Chief Peck then questioned Sloat about what had occurred.
According to the complaint, Sloat stated that she is on oxygen and was smoking when she fell asleep on her chair. She explained that when she woke, her chest and her chair were on fire.
The complaint notes Sloat had burns on several areas of her body, including her chest and hands.
She was subsequently transported to Clarion Hospital Emergency Room for treatment.
Firefighters were able to put out the fire, which had burned the chair in Sloat’s living room.
According to the complaint, the apartment sustained heavy smoke damage and the heat was so intense by the burning chair, it melted the front window curtain and the living room lamp.

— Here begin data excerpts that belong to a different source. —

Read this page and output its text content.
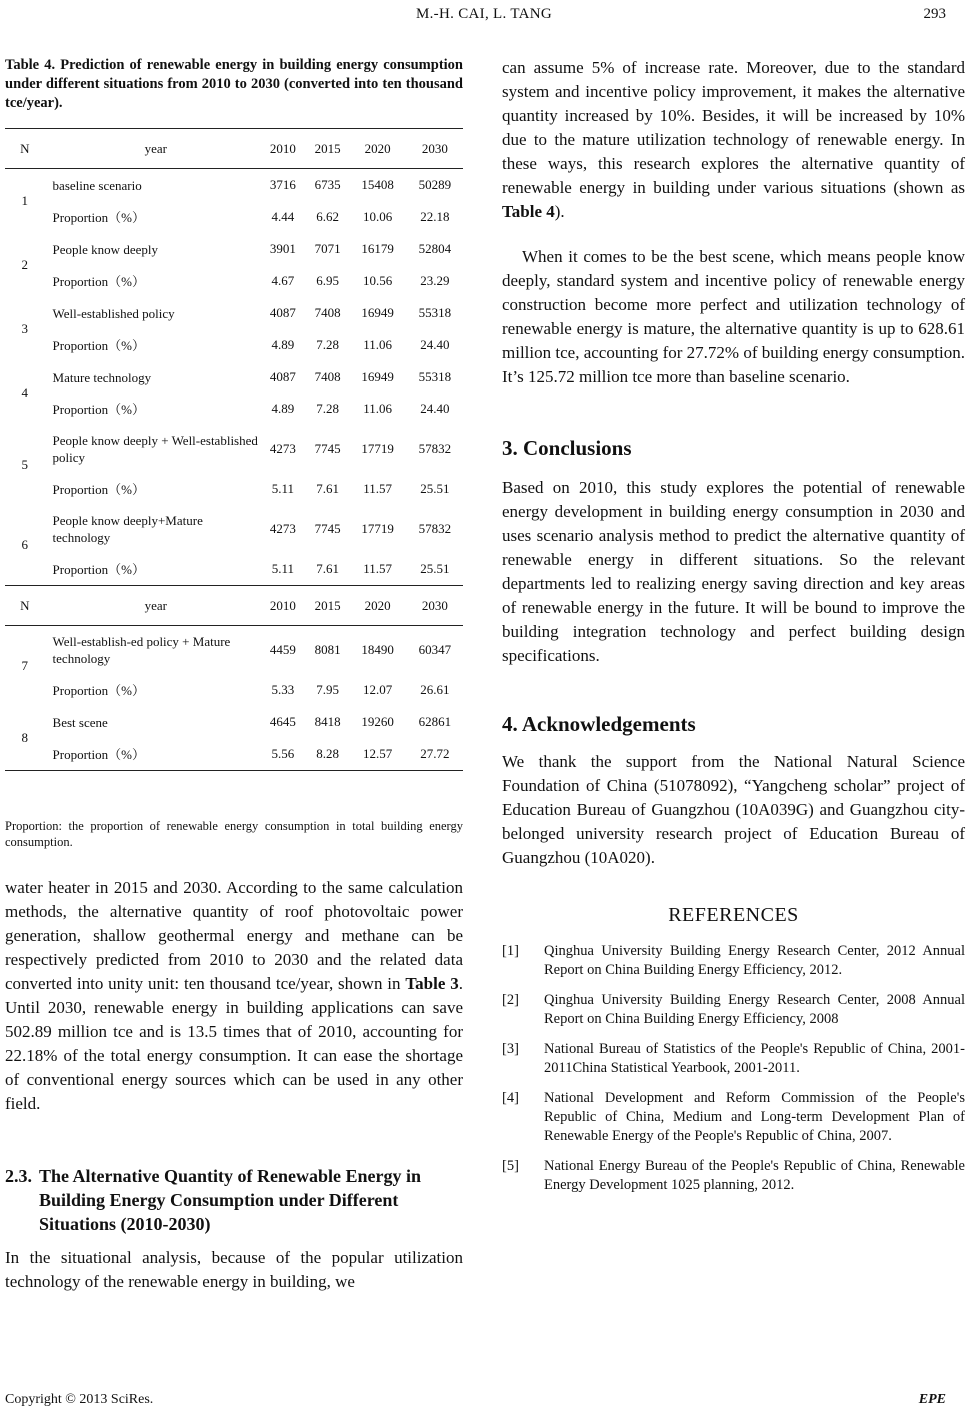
M.-H. CAI, L. TANG	293
Table 4. Prediction of renewable energy in building energy consumption under different situations from 2010 to 2030 (converted into ten thousand tce/year).
N	year	2010	2015	2020	2030
1	baseline scenario	3716	6735	15408	50289
	Proportion（%）	4.44	6.62	10.06	22.18
2	People know deeply	3901	7071	16179	52804
	Proportion（%）	4.67	6.95	10.56	23.29
3	Well-established policy	4087	7408	16949	55318
	Proportion（%）	4.89	7.28	11.06	24.40
4	Mature technology	4087	7408	16949	55318
	Proportion（%）	4.89	7.28	11.06	24.40
5	People know deeply + Well-established policy	4273	7745	17719	57832
	Proportion（%）	5.11	7.61	11.57	25.51
6	People know deeply+Mature technology	4273	7745	17719	57832
	Proportion（%）	5.11	7.61	11.57	25.51
N	year	2010	2015	2020	2030
7	Well-establish-ed policy + Mature technology	4459	8081	18490	60347
	Proportion（%）	5.33	7.95	12.07	26.61
8	Best scene	4645	8418	19260	62861
	Proportion（%）	5.56	8.28	12.57	27.72
Proportion: the proportion of renewable energy consumption in total building energy consumption.
water heater in 2015 and 2030. According to the same calculation methods, the alternative quantity of roof photovoltaic power generation, shallow geothermal energy and methane can be respectively predicted from 2010 to 2030 and the related data converted into unity unit: ten thousand tce/year, shown in Table 3. Until 2030, renewable energy in building applications can save 502.89 million tce and is 13.5 times that of 2010, accounting for 22.18% of the total energy consumption. It can ease the shortage of conventional energy sources which can be used in any other field.
2.3. The Alternative Quantity of Renewable Energy in Building Energy Consumption under Different Situations (2010-2030)
In the situational analysis, because of the popular utilization technology of the renewable energy in building, we
can assume 5% of increase rate. Moreover, due to the standard system and incentive policy improvement, it makes the alternative quantity increased by 10%. Besides, it will be increased by 10% due to the mature utilization technology of renewable energy. In these ways, this research explores the alternative quantity of renewable energy in building under various situations (shown as Table 4).
When it comes to be the best scene, which means people know deeply, standard system and incentive policy of renewable energy construction become more perfect and utilization technology of renewable energy is mature, the alternative quantity is up to 628.61 million tce, accounting for 27.72% of building energy consumption. It’s 125.72 million tce more than baseline scenario.
3. Conclusions
Based on 2010, this study explores the potential of renewable energy development in building energy consumption in 2030 and uses scenario analysis method to predict the alternative quantity of renewable energy in different situations. So the relevant departments led to realizing energy saving direction and key areas of renewable energy in the future. It will be bound to improve the building integration technology and perfect building design specifications.
4. Acknowledgements
We thank the support from the National Natural Science Foundation of China (51078092), “Yangcheng scholar” project of Education Bureau of Guangzhou (10A039G) and Guangzhou city-belonged university research project of Education Bureau of Guangzhou (10A020).
REFERENCES
[1]	Qinghua University Building Energy Research Center, 2012 Annual Report on China Building Energy Efficiency, 2012.
[2]	Qinghua University Building Energy Research Center, 2008 Annual Report on China Building Energy Efficiency, 2008
[3]	National Bureau of Statistics of the People's Republic of China, 2001-2011China Statistical Yearbook, 2001-2011.
[4]	National Development and Reform Commission of the People's Republic of China, Medium and Long-term Development Plan of Renewable Energy of the People's Republic of China, 2007.
[5]	National Energy Bureau of the People's Republic of China, Renewable Energy Development 1025 planning, 2012.
Copyright © 2013 SciRes.	EPE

Chief Peck noted the apartment was equipped with three smoke detectors, one in the living room and one in each bedroom. He checked the detectors and found the one in the living room, which was hard wired, and found it was tampered with and was not working. He then checked the bedroom smoke detectors and found they did not have batteries.
Around 4:06 p.m. Chief Peck went to the Clarion Hospital Emergency Room to interview Sloat. She was read her Miranda warnings and agreed to the interview.
According to the complaint, Sloat stated she normally doesn’t smoke with the oxygen on, but forgot to turn it off, and then fell asleep. Then she awoke with her chest on fire. When asked how long she had been smoking in the apartment, Sloat allegedly said since January.
When asked if she had tampered with the smoke detector in the living room, Sloat allegedly stated she had a friend do it in January when she moved in because she could not reach them, and said that everything set the alarm off including cooking and vaping.
The complaint notes that a copy of the lease for the apartment that Chief Peck received from the manager of the complex specifically indicates smoking is not permitted in the apartments. The manager also provided an estimate of the damage caused by the fire which was $25,632.88.
Sloat was arraigned in front of Magisterial District Judge Duane L. Quinn at 9:30 a.m. on October 25, 2019.